3. Tools for Understanding and Navigating Change

• First Principles Thinking: This is a method of breaking down complex problems to their most fundamental truths, separating what is known from assumptions, to build new solutions [108-110]. It encourages challenging the status quo to find innovative paths [111, 112].
• Thought Experiment: These are imaginative devices used to investigate the nature of things, evaluate potential consequences, and explore alternative scenarios [113, 114]. They help clarify thinking, reveal hidden assumptions, and uncover unintended consequences by simulating reality [115].
• Probabilistic Thinking: In complex and uncertain systems, this tool helps to estimate the likelihood of various outcomes, thereby improving the accuracy of decisions [116]. It necessitates continually updating beliefs as new data becomes available [117].
• Inversion: This approach involves thinking backward, such as asking what would guarantee failure or what prevents a goal from being achieved [118, 119]. This can reveal overlooked obstacles and lead to simpler, more effective solutions that traditional forward-thinking might miss [119, 120].
• Occam’s Razor: This principle advocates for preferring simpler explanations over complex ones, especially when they have comparable explanatory power [121, 122]. It helps in avoiding unnecessary complexity and focusing on more robust solutions, though it acknowledges that some truths are inherently complex [123-125].

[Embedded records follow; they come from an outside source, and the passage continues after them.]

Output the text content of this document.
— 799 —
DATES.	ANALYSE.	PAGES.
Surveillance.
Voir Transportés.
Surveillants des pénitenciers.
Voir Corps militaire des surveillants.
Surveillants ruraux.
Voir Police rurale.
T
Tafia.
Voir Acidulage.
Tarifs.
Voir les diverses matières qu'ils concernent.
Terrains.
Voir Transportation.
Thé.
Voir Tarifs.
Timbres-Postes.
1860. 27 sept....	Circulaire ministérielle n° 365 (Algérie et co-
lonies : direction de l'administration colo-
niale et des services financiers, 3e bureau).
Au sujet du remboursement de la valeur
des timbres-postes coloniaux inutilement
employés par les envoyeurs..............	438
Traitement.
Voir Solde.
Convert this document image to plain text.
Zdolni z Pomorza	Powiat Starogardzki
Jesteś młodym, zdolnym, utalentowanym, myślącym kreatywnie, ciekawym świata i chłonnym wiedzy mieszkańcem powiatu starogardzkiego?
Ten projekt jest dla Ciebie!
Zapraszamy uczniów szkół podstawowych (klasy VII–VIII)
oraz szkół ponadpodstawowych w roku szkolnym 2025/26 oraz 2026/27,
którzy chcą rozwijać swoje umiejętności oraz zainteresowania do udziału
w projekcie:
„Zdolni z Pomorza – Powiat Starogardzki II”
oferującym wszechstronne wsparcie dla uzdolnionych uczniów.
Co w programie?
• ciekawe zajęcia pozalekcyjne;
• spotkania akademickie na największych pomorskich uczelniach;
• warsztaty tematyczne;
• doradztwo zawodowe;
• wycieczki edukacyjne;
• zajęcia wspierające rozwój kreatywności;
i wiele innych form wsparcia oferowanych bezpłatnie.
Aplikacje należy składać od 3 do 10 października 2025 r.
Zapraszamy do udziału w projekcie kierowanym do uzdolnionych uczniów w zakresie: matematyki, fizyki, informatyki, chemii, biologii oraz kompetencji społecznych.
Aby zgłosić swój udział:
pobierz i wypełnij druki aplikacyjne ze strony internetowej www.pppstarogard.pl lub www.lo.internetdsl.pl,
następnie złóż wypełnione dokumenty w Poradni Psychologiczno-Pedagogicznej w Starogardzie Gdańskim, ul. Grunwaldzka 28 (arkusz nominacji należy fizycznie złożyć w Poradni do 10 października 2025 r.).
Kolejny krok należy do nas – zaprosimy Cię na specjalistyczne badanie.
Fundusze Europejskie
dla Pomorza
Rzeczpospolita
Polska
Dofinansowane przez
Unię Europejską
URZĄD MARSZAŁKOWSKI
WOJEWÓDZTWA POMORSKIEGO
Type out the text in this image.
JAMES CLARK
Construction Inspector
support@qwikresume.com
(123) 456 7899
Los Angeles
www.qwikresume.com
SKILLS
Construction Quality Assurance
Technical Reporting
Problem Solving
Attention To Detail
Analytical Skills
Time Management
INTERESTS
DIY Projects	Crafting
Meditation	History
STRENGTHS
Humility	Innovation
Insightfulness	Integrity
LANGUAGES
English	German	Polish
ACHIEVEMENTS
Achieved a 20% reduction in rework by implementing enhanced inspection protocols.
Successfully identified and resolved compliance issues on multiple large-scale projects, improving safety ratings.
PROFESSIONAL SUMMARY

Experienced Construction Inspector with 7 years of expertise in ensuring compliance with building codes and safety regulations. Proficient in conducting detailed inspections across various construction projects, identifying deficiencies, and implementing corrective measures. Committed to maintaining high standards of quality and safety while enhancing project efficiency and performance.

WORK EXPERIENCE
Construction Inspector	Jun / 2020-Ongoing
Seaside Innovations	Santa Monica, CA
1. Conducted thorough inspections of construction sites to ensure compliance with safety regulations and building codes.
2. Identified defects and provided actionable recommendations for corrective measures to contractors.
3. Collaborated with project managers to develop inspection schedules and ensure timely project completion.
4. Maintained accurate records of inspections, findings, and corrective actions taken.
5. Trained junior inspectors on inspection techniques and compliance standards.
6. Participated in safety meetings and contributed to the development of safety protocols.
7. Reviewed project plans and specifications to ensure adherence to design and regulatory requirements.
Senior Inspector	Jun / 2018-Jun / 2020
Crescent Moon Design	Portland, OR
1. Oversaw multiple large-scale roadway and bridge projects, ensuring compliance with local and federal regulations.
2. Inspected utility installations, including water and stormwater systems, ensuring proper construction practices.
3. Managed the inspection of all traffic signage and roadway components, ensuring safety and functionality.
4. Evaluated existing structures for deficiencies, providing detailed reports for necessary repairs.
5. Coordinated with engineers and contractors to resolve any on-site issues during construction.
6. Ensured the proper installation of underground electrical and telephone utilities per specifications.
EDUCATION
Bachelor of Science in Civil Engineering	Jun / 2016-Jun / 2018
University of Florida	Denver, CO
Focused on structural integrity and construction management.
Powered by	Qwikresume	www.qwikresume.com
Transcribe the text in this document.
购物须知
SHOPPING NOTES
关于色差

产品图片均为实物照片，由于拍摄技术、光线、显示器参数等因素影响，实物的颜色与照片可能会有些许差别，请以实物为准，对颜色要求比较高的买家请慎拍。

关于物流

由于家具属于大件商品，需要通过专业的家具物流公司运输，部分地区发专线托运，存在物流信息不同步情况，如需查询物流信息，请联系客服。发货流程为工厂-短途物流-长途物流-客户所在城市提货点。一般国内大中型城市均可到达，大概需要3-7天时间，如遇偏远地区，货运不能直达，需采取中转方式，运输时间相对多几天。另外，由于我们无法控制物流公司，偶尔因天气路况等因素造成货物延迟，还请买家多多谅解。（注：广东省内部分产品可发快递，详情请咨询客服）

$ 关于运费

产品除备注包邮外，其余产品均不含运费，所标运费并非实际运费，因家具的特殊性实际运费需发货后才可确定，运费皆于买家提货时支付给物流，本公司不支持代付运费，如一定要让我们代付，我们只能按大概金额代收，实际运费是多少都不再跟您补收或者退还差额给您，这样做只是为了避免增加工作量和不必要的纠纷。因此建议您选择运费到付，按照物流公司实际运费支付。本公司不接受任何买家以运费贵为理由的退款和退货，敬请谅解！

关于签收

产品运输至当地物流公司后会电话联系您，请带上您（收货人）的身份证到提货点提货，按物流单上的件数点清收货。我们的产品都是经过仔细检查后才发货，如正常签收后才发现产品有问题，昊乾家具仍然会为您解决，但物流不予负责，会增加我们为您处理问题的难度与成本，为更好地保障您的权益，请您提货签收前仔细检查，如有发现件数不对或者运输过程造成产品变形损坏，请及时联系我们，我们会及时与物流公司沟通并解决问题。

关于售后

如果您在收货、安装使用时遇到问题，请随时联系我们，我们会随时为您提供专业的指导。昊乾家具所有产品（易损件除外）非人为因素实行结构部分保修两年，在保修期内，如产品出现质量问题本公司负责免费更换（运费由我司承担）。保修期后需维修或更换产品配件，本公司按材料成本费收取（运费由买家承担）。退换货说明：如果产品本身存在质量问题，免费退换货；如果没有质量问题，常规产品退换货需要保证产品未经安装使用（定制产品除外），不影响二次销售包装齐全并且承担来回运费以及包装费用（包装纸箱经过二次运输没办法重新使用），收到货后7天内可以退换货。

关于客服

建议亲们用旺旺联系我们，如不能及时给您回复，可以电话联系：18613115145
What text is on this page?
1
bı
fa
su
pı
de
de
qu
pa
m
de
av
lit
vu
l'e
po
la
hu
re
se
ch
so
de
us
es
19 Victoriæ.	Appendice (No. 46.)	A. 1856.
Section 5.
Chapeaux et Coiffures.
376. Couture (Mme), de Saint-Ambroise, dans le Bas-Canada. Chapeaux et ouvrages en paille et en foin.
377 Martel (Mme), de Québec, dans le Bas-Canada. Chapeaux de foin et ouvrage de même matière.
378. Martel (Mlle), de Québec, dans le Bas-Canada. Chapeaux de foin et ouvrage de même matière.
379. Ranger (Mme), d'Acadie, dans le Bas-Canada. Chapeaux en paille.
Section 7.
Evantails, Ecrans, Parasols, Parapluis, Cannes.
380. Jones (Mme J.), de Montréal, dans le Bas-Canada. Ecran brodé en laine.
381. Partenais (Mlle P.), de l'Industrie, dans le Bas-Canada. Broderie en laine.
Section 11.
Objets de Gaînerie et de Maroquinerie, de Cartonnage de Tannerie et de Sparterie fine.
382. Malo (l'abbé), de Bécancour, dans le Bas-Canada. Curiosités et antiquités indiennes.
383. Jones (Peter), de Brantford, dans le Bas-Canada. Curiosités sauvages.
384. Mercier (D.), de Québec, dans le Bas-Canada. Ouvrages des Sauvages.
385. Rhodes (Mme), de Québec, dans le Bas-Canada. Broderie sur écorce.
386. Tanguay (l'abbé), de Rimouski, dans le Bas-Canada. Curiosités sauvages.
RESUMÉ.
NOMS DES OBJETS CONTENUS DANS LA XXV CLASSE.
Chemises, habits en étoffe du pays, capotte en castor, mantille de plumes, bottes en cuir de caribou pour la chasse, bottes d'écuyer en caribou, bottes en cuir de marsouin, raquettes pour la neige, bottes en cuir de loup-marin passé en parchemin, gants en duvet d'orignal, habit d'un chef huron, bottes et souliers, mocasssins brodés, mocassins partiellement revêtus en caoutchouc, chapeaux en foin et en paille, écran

• Alloying: This model refers to combining different components (e.g., skills, ideas, people) to create something with enhanced properties, making the whole greater than the sum of its parts [126, 127]. It’s a valuable approach for innovation, team building, and strengthening knowledge bases [128, 129].
• Learning as a Margin of Safety: Engaging in continuous learning and actively reducing blind spots creates a buffer against unforeseen events and enhances a system’s ability to adapt to changing circumstances [130-132].
• Churn: Understanding that system components constantly wear out and are replaced is key [133]. When managed effectively, deliberate churn, like regular turnover in an organization, can inject fresh ideas and boost adaptability, preventing stagnation [134-136].
• Algorithms: These are clear, step-by-step instructions that reliably transform inputs into outputs [137, 138]. They are instrumental in organizing systems, identifying effective inputs, and scaling solutions [138-140]. Some algorithms are designed to evolve and learn over time [139].
• Randomness: Embracing true randomness, rather than imposing artificial order, can make systems less predictable and more creative. It’s a useful tool for problem-solving and generating new ideas, especially when conventional approaches are blocked [141-145].
• Equivalence: This model highlights that different things can achieve the same outcome, meaning there are often multiple paths to success [146, 147]. It’s particularly useful when traditional solutions are no longer viable, encouraging the exploration of alternative, yet equally effective, approaches [146].
• Global and Local Maxima: This model helps determine if a system has reached an optimal state (a peak) and whether there is potential for further, greater improvement (a higher peak) [148]. It implies that sometimes, a temporary decline (moving through a “valley”) by changing fundamental structures is necessary to achieve a significantly better outcome, rather than just fine-tuning within a current, sub-optimal state [149-151].